Exhibit 99.1
|
| ||
|
| ||
FOR IMMEDIATE RELEASE |
| ||
|
| ||
Contact: | Ami Knoefler |
| |
| Senior Director |
| |
| Corporate Communications & Investor Relations |
| |
| 510-284-6350 or 510-284-6605 |
|
ABGENIX ANNOUNCES PRICING OF PRIVATE OFFERING OF CONVERTIBLE SENIOR NOTES
FREMONT, Calif., December 15, 2004 — Abgenix, Inc. (Nasdaq: ABGX) today announced it has priced its previously announced private placement under Rule 144A in an aggregate principal amount of $225 million of its Convertible Senior Notes due 2011. In addition, the company has granted the initial purchasers of the notes an option to purchase up to an additional $75 million principal amount of notes. The notes will be convertible into common stock of the company at a conversion rate of 78.0153 shares per $1,000 principal amount of notes (representing an initial conversion price of approximately $12.82 per share) and will accrue interest at an annual rate of 1.75 percent. The notes will mature in December 2011 and will be redeemable at the company’s option beginning in December 2009. The transaction is expected to close on December 21, 2004. The closing is subject to customary closing conditions.

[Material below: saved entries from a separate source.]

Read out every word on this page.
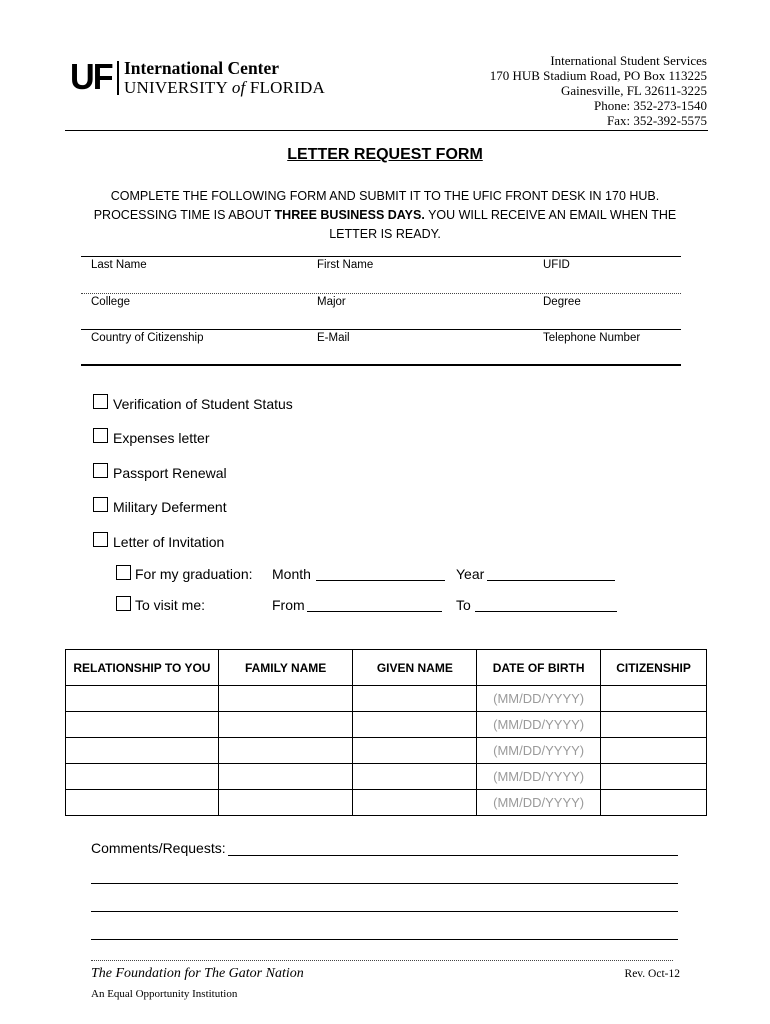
UF International Center
UNIVERSITY of FLORIDA
International Student Services
170 HUB Stadium Road, PO Box 113225
Gainesville, FL 32611-3225
Phone: 352-273-1540
Fax: 352-392-5575
LETTER REQUEST FORM
COMPLETE THE FOLLOWING FORM AND SUBMIT IT TO THE UFIC FRONT DESK IN 170 HUB. PROCESSING TIME IS ABOUT THREE BUSINESS DAYS. YOU WILL RECEIVE AN EMAIL WHEN THE LETTER IS READY.
Last Name	First Name	UFID
College	Major	Degree
Country of Citizenship	E-Mail	Telephone Number
Verification of Student Status
Expenses letter
Passport Renewal
Military Deferment
Letter of Invitation
For my graduation: Month	Year
To visit me:	From	To
RELATIONSHIP TO YOU	FAMILY NAME	GIVEN NAME	DATE OF BIRTH	CITIZENSHIP
			(MM/DD/YYYY)	
			(MM/DD/YYYY)	
			(MM/DD/YYYY)	
			(MM/DD/YYYY)	
			(MM/DD/YYYY)	
Comments/Requests:
The Foundation for The Gator Nation
An Equal Opportunity Institution
Rev. Oct-12
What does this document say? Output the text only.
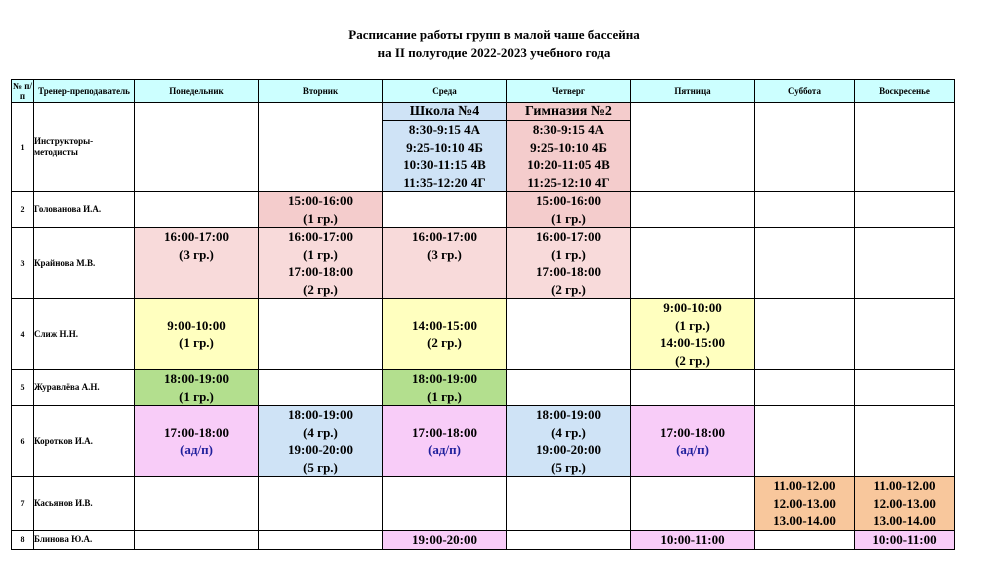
Расписание работы групп в малой чаше бассейна
на II полугодие 2022-2023 учебного года
№ п/п	Тренер-преподаватель	Понедельник	Вторник	Среда	Четверг	Пятница	Суббота	Воскресенье
1	Инструкторы-методисты			Школа №4
8:30-9:15 4А
9:25-10:10 4Б
10:30-11:15 4В
11:35-12:20 4Г	Гимназия №2
8:30-9:15 4А
9:25-10:10 4Б
10:20-11:05 4В
11:25-12:10 4Г			

2	Голованова И.А.		15:00-16:00
(1 гр.)		15:00-16:00
(1 гр.)			

3	Крайнова М.В.	16:00-17:00
(3 гр.)	16:00-17:00
(1 гр.)
17:00-18:00
(2 гр.)	16:00-17:00
(3 гр.)	16:00-17:00
(1 гр.)
17:00-18:00
(2 гр.)			

4	Слиж Н.Н.	9:00-10:00
(1 гр.)		14:00-15:00
(2 гр.)		9:00-10:00
(1 гр.)
14:00-15:00
(2 гр.)		

5	Журавлёва А.Н.	18:00-19:00
(1 гр.)		18:00-19:00
(1 гр.)				

6	Коротков И.А.	17:00-18:00
(ад/п)	18:00-19:00
(4 гр.)
19:00-20:00
(5 гр.)	17:00-18:00
(ад/п)	18:00-19:00
(4 гр.)
19:00-20:00
(5 гр.)	17:00-18:00
(ад/п)		

7	Касьянов И.В.						11.00-12.00
12.00-13.00
13.00-14.00	11.00-12.00
12.00-13.00
13.00-14.00

8	Блинова Ю.А.			19:00-20:00		10:00-11:00		10:00-11:00
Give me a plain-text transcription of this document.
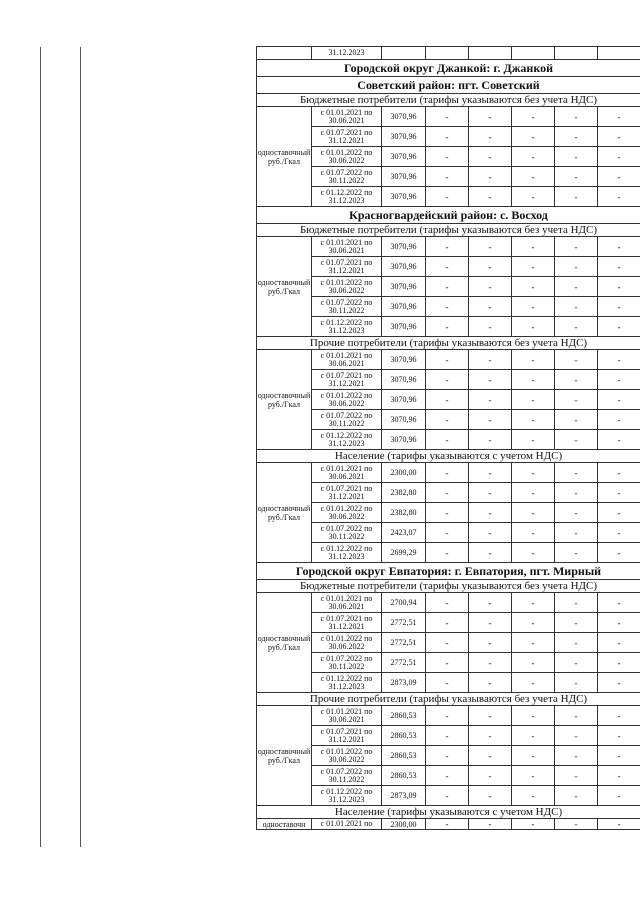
	31.12.2023						
Городской округ Джанкой: г. Джанкой							
Советский район: пгт. Советский							
Бюджетные потребители (тарифы указываются без учета НДС)							
одноставочный руб./Гкал	с 01.01.2021 по 30.06.2021	3070,96	-	-	-	-	-
	с 01.07.2021 по 31.12.2021	3070,96	-	-	-	-	-
	с 01.01.2022 по 30.06.2022	3070,96	-	-	-	-	-
	с 01.07.2022 по 30.11.2022	3070,96	-	-	-	-	-
	с 01.12.2022 по 31.12.2023	3070,96	-	-	-	-	-
Красногвардейский район: с. Восход							
Бюджетные потребители (тарифы указываются без учета НДС)							
одноставочный руб./Гкал	с 01.01.2021 по 30.06.2021	3070,96	-	-	-	-	-
	с 01.07.2021 по 31.12.2021	3070,96	-	-	-	-	-
	с 01.01.2022 по 30.06.2022	3070,96	-	-	-	-	-
	с 01.07.2022 по 30.11.2022	3070,96	-	-	-	-	-
	с 01.12.2022 по 31.12.2023	3070,96	-	-	-	-	-
Прочие потребители (тарифы указываются без учета НДС)							
одноставочный руб./Гкал	с 01.01.2021 по 30.06.2021	3070,96	-	-	-	-	-
	с 01.07.2021 по 31.12.2021	3070,96	-	-	-	-	-
	с 01.01.2022 по 30.06.2022	3070,96	-	-	-	-	-
	с 01.07.2022 по 30.11.2022	3070,96	-	-	-	-	-
	с 01.12.2022 по 31.12.2023	3070,96	-	-	-	-	-
Население (тарифы указываются с учетом НДС)							
одноставочный руб./Гкал	с 01.01.2021 по 30.06.2021	2300,00	-	-	-	-	-
	с 01.07.2021 по 31.12.2021	2382,80	-	-	-	-	-
	с 01.01.2022 по 30.06.2022	2382,80	-	-	-	-	-
	с 01.07.2022 по 30.11.2022	2423,07	-	-	-	-	-
	с 01.12.2022 по 31.12.2023	2699,29	-	-	-	-	-
Городской округ Евпатория: г. Евпатория, пгт. Мирный							
Бюджетные потребители (тарифы указываются без учета НДС)							
одноставочный руб./Гкал	с 01.01.2021 по 30.06.2021	2700,94	-	-	-	-	-
	с 01.07.2021 по 31.12.2021	2772,51	-	-	-	-	-
	с 01.01.2022 по 30.06.2022	2772,51	-	-	-	-	-
	с 01.07.2022 по 30.11.2022	2772,51	-	-	-	-	-
	с 01.12.2022 по 31.12.2023	2873,09	-	-	-	-	-
Прочие потребители (тарифы указываются без учета НДС)							
одноставочный руб./Гкал	с 01.01.2021 по 30.06.2021	2860,53	-	-	-	-	-
	с 01.07.2021 по 31.12.2021	2860,53	-	-	-	-	-
	с 01.01.2022 по 30.06.2022	2860,53	-	-	-	-	-
	с 01.07.2022 по 30.11.2022	2860,53	-	-	-	-	-
	с 01.12.2022 по 31.12.2023	2873,09	-	-	-	-	-
Население (тарифы указываются с учетом НДС)							
одноставочн	с 01.01.2021 по	2300,00	-	-	-	-	-
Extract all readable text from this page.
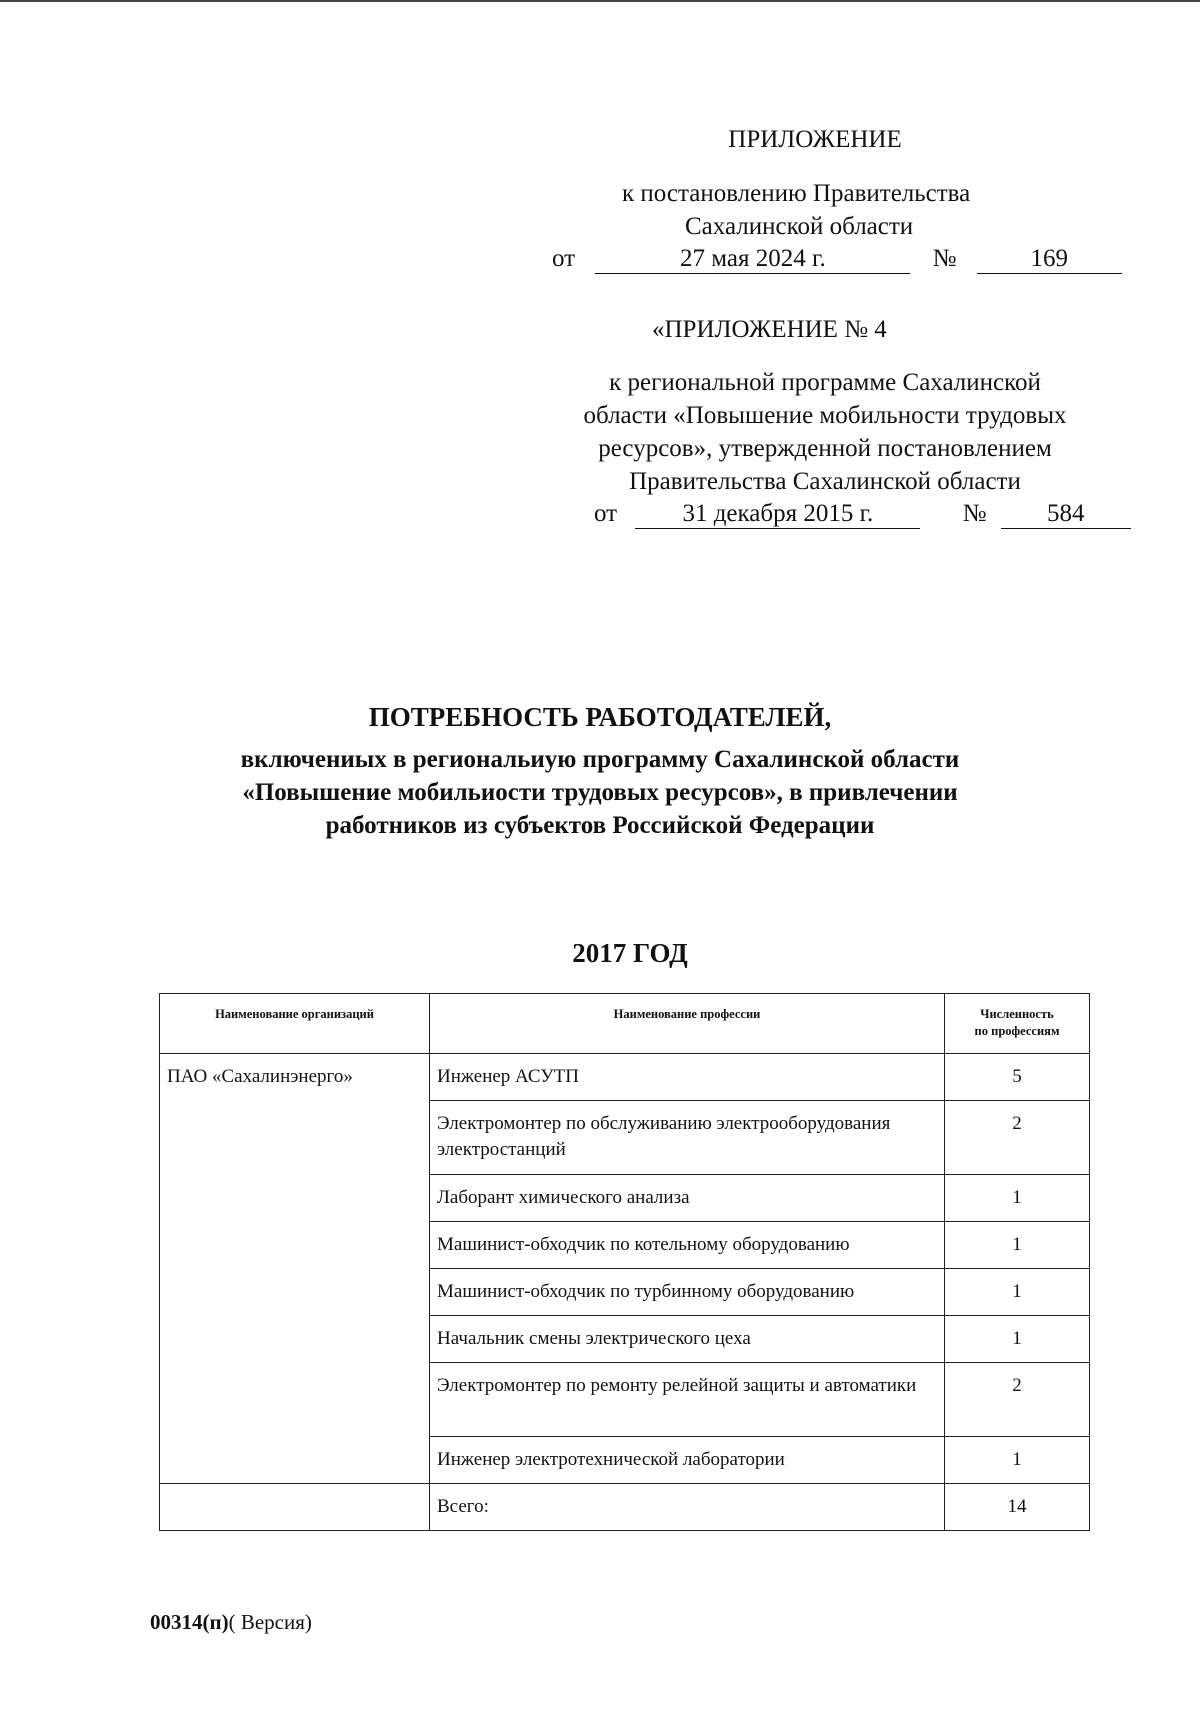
ПРИЛОЖЕНИЕ
к постановлению Правительства
Сахалинской области
от	27 мая 2024 г.	№	169
«ПРИЛОЖЕНИЕ № 4
к региональной программе Сахалинской
области «Повышение мобильности трудовых
ресурсов», утвержденной постановлением
Правительства Сахалинской области
от	31 декабря 2015 г.	№ 584
ПОТРЕБНОСТЬ РАБОТОДАТЕЛЕЙ,
включениых в региональиую программу Сахалинской области
«Повышение мобильиости трудовых ресурсов», в привлечении
работников из субъектов Российской Федерации
2017 ГОД
Наименование организаций	Наименование профессии	Численность
по профессиям
ПАО «Сахалинэнерго»	Инженер АСУТП	5
	Электромонтер по обслуживанию электрооборудования электростанций	2
	Лаборант химического анализа	1
	Машинист-обходчик по котельному оборудованию	1
	Машинист-обходчик по турбинному оборудованию	1
	Начальник смены электрического цеха	1
	Электромонтер по ремонту релейной защиты и автоматики	2
	Инженер электротехнической лаборатории	1
	Всего:	14
00314(п)( Версия)
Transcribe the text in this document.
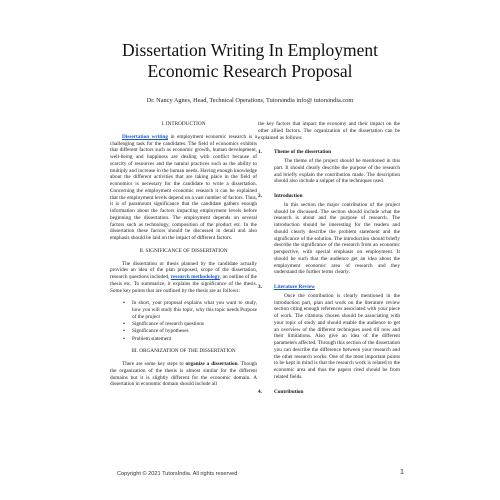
Dissertation Writing In Employment
Economic Research Proposal
Dr. Nancy Agnes, Head, Technical Operations, Tutorsindia info@ tutorsindia.com
I. INTRODUCTION

Dissertation writing in employment economic research is a challenging task for the candidates. The field of economics exhibits that different factors such as economic growth, human development, well-being and happiness are dealing with conflict because of scarcity of resources and the natural practices such as the ability to multiply and increase in the human needs. Having enough knowledge about the different activities that are taking place in the field of economics is necessary for the candidate to write a dissertation. Concerning the employment economic research it can be explained that the employment levels depend on a vast number of factors. Thus, it is of paramount significance that the candidate gathers enough information about the factors impacting employment levels before beginning the dissertation. The employment depends on several factors such as technology, composition of the product etc. In the dissertation these factors should be discussed in detail and also emphasis should be laid on the impact of different factors.

II. SIGNIFICANCE OF DISSERTATION

The dissertation or thesis planned by the candidate actually provides an idea of the plan proposed, scope of the dissertation, research questions included, research methodology, an outline of the thesis etc. To summarize, it explains the significance of the thesis. Some key points that are outlined by the thesis are as follows:

▪ In short, your proposal explains what you want to study, how you will study this topic, why this topic needs Purpose of the project
▪ Significance of research questions
▪ Significance of hypotheses
▪ Problem statement
III. ORGANIZATION OF THE DISSERTATION

There are some key steps to organize a dissertation. Though the organization of the thesis is almost similar for the different domains but it is slightly different for the economic domain. A dissertation in economic domain should include all

the key factors that impact the economy and their impact on the other allied factors. The organization of the dissertation can be explained as follows:

1.	Theme of the dissertation

The theme of the project should be mentioned in this part. It should clearly describe the purpose of the research and briefly explain the contribution made. The description should also include a snippet of the techniques used.

2.	Introduction

In this section the major contribution of the project should be discussed. The section should include what the research is about and the purpose of research. The introduction should be interesting for the readers and should clearly describe the problem statement and the significance of the solution. The introduction should briefly describe the significance of the research from an economic perspective, with special emphasis on employment. It should be such that the audience get an idea about the employment economic area of research and they understand the further terms clearly.

3.	Literature Review

Once the contribution is clearly mentioned in the introduction part, plan and work on the literature review section citing enough references associated with your piece of work. The citations chosen should be associating with your topic of study and should enable the audience to get an overview of the different techniques used till now and their limitations. Also give an idea of the different parameters affected. Through this section of the dissertation you can describe the difference between your research and the other research works. One of the most important points to be kept in mind is that the research work is related to the economic area and thus the papers cited should be from related fields.

4.	Contribution
Copyright © 2021 TutorsIndia. All rights reserved	1
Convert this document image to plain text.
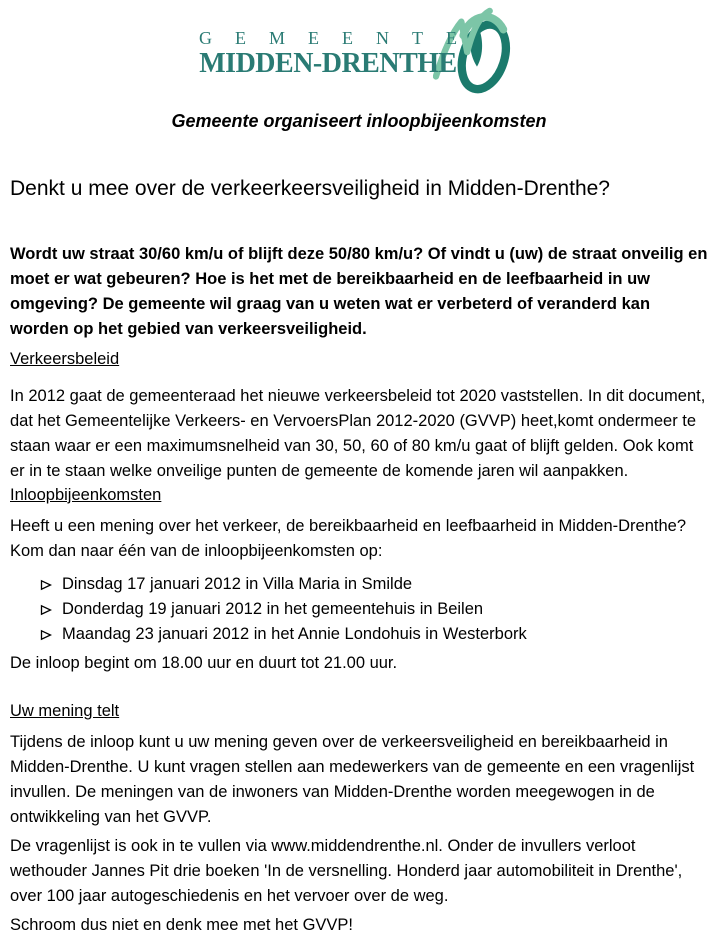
GEMEENTE
MIDDEN-DRENTHE
Gemeente organiseert inloopbijeenkomsten
Denkt u mee over de verkeerkeersveiligheid in Midden-Drenthe?

Wordt uw straat 30/60 km/u of blijft deze 50/80 km/u? Of vindt u (uw) de straat onveilig en moet er wat gebeuren? Hoe is het met de bereikbaarheid en de leefbaarheid in uw omgeving? De gemeente wil graag van u weten wat er verbeterd of veranderd kan worden op het gebied van verkeersveiligheid.

Verkeersbeleid

In 2012 gaat de gemeenteraad het nieuwe verkeersbeleid tot 2020 vaststellen. In dit document, dat het Gemeentelijke Verkeers- en VervoersPlan 2012-2020 (GVVP) heet,komt ondermeer te staan waar er een maximumsnelheid van 30, 50, 60 of 80 km/u gaat of blijft gelden. Ook komt er in te staan welke onveilige punten de gemeente de komende jaren wil aanpakken.

Inloopbijeenkomsten

Heeft u een mening over het verkeer, de bereikbaarheid en leefbaarheid in Midden-Drenthe? Kom dan naar één van de inloopbijeenkomsten op:

Dinsdag 17 januari 2012 in Villa Maria in Smilde
Donderdag 19 januari 2012 in het gemeentehuis in Beilen
Maandag 23 januari 2012 in het Annie Londohuis in Westerbork

De inloop begint om 18.00 uur en duurt tot 21.00 uur.

Uw mening telt

Tijdens de inloop kunt u uw mening geven over de verkeersveiligheid en bereikbaarheid in Midden-Drenthe. U kunt vragen stellen aan medewerkers van de gemeente en een vragenlijst invullen. De meningen van de inwoners van Midden-Drenthe worden meegewogen in de ontwikkeling van het GVVP.

De vragenlijst is ook in te vullen via www.middendrenthe.nl. Onder de invullers verloot wethouder Jannes Pit drie boeken 'In de versnelling. Honderd jaar automobiliteit in Drenthe', over 100 jaar autogeschiedenis en het vervoer over de weg.

Schroom dus niet en denk mee met het GVVP!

Abgenix intends to use a portion of the net proceeds of the offering from time to time to retire a portion of its outstanding Convertible Subordinated Notes due March 15, 2007. Abgenix expects to use the remaining proceeds of the offering for research and development, capital expenditures, working capital and other corporate purposes.
The securities to be offered have not been registered under the Securities Act of 1933, as amended (the “Securities Act”), or any state securities laws, and unless so registered, may not be offered or sold in the United States except pursuant to an exemption from, or in a transaction not subject to, the registration requirements of the Securities Act and applicable state securities laws. This announcement does not constitute an offer to sell or the solicitation of an offer to buy any security and shall not constitute an offer, solicitation or sale in any jurisdiction in which such offering would be unlawful.
Abgenix’s statements in this press release that are not historical facts and that relate to future plans or events are forward-looking statements within the meaning of the Private Securities Litigation Reform Act of 1995. These forward-looking statements include Abgenix’s intention to raise proceeds through the offering and sale of convertible senior notes, the intended use of proceeds and the anticipated terms of such notes. There can be no assurance that Abgenix will complete the offering on the anticipated terms or at all. Abgenix’s ability to complete the offering will depend, among other things, on market conditions. In addition, Abgenix’s ability to complete this offering and Abgenix’s business are subject to the risks described in Abgenix’s quarterly report on Form 10-Q for the quarter ended September 30, 2004 and annual report on Form 10-K for the year ended December 31, 2003, which have been filled with the Securities and Exchange Commission. Abgenix is providing this information as of the date of this press release and does not undertake any obligation to update any forward-looking statements.